Man staunt also über die technischen Leistungen, erlebt gleichzeitig einen Hauch Widerstands-Abenteuer im Baumhaus-Dorf, wo man natürlich nur Vermummte zu Gesicht bekommt, und fühlt mit Claudia Jacobs, die auf der leer gefegten Hauptstraße ihres nun zur Geisterstadt gewordenen Heimatortes Auskunft gibt. Durch das Angebot führt 1Live-Moderatorin Donya Farahani. Ihre Ansprache richtet sich hörbar an eine junge Zielgruppe, die vielleicht noch von der jungen Radiowelle des WDR, aber vom Fernsehen eher weniger erreicht wird. Auch die Fragen an Peter, Arno, Rüdiger oder Alexander vom Tagebau-Betreiber RWE sind entsprechend formuliert: „Erzählste mal was über den Bagger?“ Auch mischt sich Farahani ab und zu per Sprechblase ein. „Perfekte Vorlage für ‚nen Flachwitz“, kommentiert sie fröhlich den Satz eines RWE-Mitarbeiters („Ganz schön groß, das Gerät“). Man kann dem WDR jedenfalls nicht vorwerfen, die Jugend hier mit düster-dramatischen Warnungen vor der Klimakatastrophe zu verängstigen. Die „Fridays for Future“-Generation dürfte sich von dem Angebot leicht unterfordert fühlen.

Allerdings schaffte der WDR hier einen seltenen Schulterschluss, indem er sowohl RWE als auch Anwohnerinnen und Aktivisten für das Projekt einspannen konnte. „Wir haben RWE und den anderen Protagonisten die Zeit gelassen, um sich auf uns einzustellen“, sagt Redakteur Domke. Die Dreharbeiten begannen noch vor der Pandemie, im Herbst 2019. „Corona hat uns für zig Monate ausgebremst“, erklärt Domke. Nun aber soll das Web-Projekt zur Braunkohle „gerade in diesen Pandemie-Zeiten eine wichtige Hilfestellung für Lehrkräfte und Schüler*innen“ werden, wie WDR-Programmdirektor Jörg Schönenborn am Dienstag mitteilte. Der WDR stellt ergänzend didaktisches Lehrmaterial zur Verfügung.

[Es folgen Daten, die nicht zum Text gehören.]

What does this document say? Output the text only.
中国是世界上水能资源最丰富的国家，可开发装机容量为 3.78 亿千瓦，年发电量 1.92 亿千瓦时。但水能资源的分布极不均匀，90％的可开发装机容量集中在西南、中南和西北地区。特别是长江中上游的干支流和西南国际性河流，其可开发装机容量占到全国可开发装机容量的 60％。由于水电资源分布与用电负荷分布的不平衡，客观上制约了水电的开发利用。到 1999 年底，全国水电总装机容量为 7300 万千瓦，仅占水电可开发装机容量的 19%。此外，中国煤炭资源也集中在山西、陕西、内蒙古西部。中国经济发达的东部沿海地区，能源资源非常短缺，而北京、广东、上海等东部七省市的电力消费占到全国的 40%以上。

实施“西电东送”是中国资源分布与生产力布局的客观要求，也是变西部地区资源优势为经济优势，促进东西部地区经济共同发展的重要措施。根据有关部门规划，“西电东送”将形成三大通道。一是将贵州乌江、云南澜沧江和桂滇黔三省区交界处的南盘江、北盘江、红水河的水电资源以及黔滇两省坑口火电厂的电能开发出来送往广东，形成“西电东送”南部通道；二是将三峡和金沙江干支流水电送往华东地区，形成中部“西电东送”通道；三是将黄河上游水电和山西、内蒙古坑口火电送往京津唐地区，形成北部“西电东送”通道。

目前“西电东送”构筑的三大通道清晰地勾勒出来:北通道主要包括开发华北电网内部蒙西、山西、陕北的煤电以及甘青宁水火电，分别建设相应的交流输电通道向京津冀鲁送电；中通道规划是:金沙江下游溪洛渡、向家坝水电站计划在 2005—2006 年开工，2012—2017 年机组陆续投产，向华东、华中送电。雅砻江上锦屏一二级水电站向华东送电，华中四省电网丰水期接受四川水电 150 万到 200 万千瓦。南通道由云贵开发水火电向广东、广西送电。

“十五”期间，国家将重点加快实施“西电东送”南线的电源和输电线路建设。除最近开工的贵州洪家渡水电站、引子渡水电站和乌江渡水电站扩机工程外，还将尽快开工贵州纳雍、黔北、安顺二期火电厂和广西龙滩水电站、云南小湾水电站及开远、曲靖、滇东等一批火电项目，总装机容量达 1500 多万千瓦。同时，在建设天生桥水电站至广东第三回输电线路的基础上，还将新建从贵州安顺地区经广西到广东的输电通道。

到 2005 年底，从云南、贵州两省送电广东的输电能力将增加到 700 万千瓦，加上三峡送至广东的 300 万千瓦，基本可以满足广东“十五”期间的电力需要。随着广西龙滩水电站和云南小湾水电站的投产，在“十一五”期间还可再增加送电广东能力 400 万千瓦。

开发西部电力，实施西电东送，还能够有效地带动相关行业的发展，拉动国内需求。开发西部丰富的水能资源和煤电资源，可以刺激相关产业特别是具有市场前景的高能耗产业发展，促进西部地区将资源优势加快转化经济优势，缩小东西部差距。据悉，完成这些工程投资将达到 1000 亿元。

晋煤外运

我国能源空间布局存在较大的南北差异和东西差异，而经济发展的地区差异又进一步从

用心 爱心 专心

In ähnlichen Projekten zum Kölner Dom, zum Steinkohle-Abbau und zur Erinnerung an die Nazi-Zeit und den Krieg hat der öffentlich-rechtliche Sender bereits Erfahrungen gesammelt. Das in der Zeche Prosper Haniel in Bottrop gedrehte Web-Projekt (glueckauf.wdr.de) sei von einer „deutlich sechsstelligen Zahl“ von Nutzerinnen und Nutzern abgerufen worden, sagt Domke.

Unter den Erwartungen blieb aber die Zahl derjenigen, die das Angebot mit Virtual-Reality- (VR-) Brillen nutzten. Die Technik, die den Betrachter in eine scheinbar dreidimensionale Welt versetzt, sei nun einen Schritt weiter, glaubt Domke. Das neue WDR-Angebot zum Braunkohle-Tagebau verzichtet aber auf spezielle interaktive Spielereien für VR-Nutzer, weil die Redaktion bei dem Thema keinen Mehrwert erkennen konnte.